Welcome to make law. I’m a lawyer, sometimes programmer, and—like many of us—I’m captivated by large language models and have something to say about it. I enjoy learning about and talking about law and AI and, through conversation, realized I may have thoughts that others are interested in hearing. I view make law as an extension of those conversations I'm already having.

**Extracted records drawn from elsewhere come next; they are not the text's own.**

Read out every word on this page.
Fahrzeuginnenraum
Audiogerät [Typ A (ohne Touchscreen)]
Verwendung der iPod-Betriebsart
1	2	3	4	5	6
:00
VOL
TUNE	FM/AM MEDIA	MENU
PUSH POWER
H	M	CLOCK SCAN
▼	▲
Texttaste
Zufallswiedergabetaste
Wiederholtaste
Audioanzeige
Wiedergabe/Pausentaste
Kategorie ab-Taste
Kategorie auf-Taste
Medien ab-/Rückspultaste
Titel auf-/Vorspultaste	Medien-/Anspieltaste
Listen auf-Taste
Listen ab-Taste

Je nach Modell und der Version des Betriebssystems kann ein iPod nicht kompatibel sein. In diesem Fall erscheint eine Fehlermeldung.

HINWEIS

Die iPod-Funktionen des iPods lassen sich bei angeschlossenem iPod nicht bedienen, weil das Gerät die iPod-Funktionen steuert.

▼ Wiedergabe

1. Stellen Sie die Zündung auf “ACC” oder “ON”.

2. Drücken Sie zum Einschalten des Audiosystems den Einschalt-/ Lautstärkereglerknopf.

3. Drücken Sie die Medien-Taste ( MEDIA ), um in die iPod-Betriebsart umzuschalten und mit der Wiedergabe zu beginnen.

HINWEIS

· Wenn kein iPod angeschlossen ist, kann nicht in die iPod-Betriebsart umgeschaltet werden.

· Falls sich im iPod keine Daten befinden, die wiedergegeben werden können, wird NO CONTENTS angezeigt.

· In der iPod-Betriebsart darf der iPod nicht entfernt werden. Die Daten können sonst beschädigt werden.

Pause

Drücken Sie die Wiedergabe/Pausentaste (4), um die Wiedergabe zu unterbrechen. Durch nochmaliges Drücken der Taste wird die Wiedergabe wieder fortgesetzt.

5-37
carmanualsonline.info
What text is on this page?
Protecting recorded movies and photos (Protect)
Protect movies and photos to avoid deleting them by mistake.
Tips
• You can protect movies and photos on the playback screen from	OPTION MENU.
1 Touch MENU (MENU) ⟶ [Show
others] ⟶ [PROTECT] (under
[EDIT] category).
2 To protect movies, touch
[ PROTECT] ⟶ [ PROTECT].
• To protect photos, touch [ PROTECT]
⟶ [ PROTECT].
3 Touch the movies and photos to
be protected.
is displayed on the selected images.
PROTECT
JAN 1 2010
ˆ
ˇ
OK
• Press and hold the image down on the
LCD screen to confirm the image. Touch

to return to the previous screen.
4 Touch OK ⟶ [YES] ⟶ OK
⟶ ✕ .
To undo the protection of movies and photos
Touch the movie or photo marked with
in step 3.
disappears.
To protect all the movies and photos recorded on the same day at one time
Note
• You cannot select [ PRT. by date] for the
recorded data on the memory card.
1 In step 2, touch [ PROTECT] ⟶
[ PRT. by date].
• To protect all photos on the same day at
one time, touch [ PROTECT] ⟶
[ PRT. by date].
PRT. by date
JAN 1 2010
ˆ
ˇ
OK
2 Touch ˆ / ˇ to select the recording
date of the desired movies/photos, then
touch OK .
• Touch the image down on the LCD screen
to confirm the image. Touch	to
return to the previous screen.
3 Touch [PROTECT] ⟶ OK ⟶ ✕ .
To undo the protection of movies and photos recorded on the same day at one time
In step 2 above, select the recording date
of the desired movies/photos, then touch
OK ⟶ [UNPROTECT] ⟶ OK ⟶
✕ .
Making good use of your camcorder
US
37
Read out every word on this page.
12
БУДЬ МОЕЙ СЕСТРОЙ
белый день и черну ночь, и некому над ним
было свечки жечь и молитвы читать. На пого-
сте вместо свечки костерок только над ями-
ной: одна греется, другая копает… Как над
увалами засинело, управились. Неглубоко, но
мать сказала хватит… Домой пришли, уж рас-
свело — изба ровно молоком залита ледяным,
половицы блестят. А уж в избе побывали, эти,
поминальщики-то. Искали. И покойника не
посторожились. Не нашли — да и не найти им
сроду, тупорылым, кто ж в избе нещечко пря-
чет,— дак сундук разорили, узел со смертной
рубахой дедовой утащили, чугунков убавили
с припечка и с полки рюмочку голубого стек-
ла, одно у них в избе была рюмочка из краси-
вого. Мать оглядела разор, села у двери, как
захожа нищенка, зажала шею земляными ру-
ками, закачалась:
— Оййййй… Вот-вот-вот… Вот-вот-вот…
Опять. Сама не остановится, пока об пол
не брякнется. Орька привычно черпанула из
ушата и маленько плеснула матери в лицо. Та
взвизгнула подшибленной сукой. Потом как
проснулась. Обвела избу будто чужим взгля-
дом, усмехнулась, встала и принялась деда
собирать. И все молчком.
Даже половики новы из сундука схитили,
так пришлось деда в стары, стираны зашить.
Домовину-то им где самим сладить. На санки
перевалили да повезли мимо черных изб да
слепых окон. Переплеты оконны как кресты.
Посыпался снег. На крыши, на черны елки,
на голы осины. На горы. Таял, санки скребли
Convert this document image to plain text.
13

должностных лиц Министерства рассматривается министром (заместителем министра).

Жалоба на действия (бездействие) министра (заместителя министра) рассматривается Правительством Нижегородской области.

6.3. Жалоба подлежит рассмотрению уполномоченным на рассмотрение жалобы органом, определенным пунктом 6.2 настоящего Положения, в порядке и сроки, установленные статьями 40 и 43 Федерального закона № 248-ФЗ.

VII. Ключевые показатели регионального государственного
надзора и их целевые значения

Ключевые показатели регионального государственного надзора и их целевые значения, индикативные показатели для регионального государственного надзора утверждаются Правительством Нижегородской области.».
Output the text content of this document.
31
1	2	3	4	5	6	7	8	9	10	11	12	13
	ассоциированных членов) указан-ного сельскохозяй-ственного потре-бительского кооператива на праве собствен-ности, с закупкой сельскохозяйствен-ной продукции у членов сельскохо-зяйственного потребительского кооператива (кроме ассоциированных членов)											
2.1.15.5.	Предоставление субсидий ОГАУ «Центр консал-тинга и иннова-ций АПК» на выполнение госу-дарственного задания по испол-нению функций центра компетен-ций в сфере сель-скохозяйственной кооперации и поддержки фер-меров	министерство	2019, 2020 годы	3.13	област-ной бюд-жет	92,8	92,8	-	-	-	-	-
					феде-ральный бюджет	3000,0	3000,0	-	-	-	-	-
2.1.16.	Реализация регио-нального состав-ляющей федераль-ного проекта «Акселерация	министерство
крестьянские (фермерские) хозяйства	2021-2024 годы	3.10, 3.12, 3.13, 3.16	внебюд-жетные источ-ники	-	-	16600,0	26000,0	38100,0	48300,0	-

More broadly, I want make law to be a place that helps you make sense of how technology--including, but certainly not limited to, AI--affects the practice of law. I plan to keep it boring: You should not come to make law for hot takes on new products, market analysis and predictions, or prescriptive advice about "five ways you should be using AI right now." I hope to avoid "AI Fight Club":
Like so many other disputes, this one was swiftly pulled into the all-devouring maelstrom of what I call “AI Fight Club,” a ritualized combat, waged bout after bout between two highly stylized positions. Position One is that scaling (feeding LLMs more data and more compute) will lead AI to transform everything, replacing knowledge workers with algorithmic processes that effectively automate sentient activity, opening the gate into Artificial General Intelligence and the post-Singularity paradise. Position Two is the counter-claim that scaling doesn’t work, and LLMs are useless but still changing everything for the worse, as management replaces human workers with automated bullshit machines. It’s a no-holds-barred wrestling competition between two starkly opposed perspectives on the world, that keeps on going, and going, and going.
The problem, as the AllDayTA spat illustrates, is that neither of these positions provides a particularly good guide to how the technologies are actually developing.
Both sides of AI Fight Club look foolish because they are both trying to be correct about the future, which seems difficult. Rather than guessing constantly about what's around the corner, I write from the simple premise that the future is uncertain and we understand less about the past and the present than we like to think. By looking at what's already in front of us and trying to understand it further, I think we'll be better off and learn much more (at the very least, we'll be calmer).
A little about me.
I'm a practicing attorney. I currently work at a small (six attorney) litigation firm in Chicago, and I live in Chicago's West Ridge neighborhood, with my spouse and our toddler. Ever since I was a kid, I was a data nerd--which manifested mostly through my interest in baseball and the "Moneyball" revolution that changed the sport in the mid-2000s. For this and other reasons, I was always interested in using programming to do stuff with numbers. As a lawyer, to my surprise, I've enjoyed technical projects more than "traditional" lawyer tasks like writing briefs. I like being the person on the team who can help with technical issues, like getting the right boolean search to sift through many documents. After several previous attempts, this self-realization helped me finally dig in and got serious about learning Python.
As it happened, I started as ChatGPT and other LLM tools broke into the mainstream. For many contingent reasons, Python is the de facto programming language for machine learning, natural language processing, and LLM technology. It's also been clear since ChatGPT broke out that LLMs have the potential to be a *big deal* in law. So to the extent I have any "expertise" here on the topic of law, technology, and AI specifically, it's attributable entirely to timing, dumb luck, and a higher-than-average tolerance for learning just enough linear algebra to understand AI research papers.
My plan.
It's pretty simple right now. I want to publish a post at least once every other week. I may publish more frequently, but through hard-won experience, I'm now a believer in under-promising and over-delivering. I don't have a "beat" I plan to cover, but in general I plan to focus more on the impact of technology on law, than than the impact of law about technology. To start, I will be subsisting largely on the low-hanging fruit of law and AI topics (my first post, tomorrow, is about hallucinations), but the task of sketching out this blog has already given me some interesting research ideas I never would have anticipated. I hope that we'll both be surprised by what I come up with.
For the nerds.
You can find me on GitHub here. As mentioned, I code mostly in Python, but also know my way around the command line and Docker, have "learned" a little Rust and have played around with building a web server. I am really diving in head-first into LLMs these days, but I like working with data generally, including sports stats, legal data, and geospatial data related to housing especially.
About the name.
In computers, there is a well-known command called "make" that can compile and execute many interdependent programs through a simple custom text file called a "makefile." In law, it's common to say that someone (a lawyer, a judge) "make[s] law" when they use legal reasoning to create new and unprecedented legal doctrine.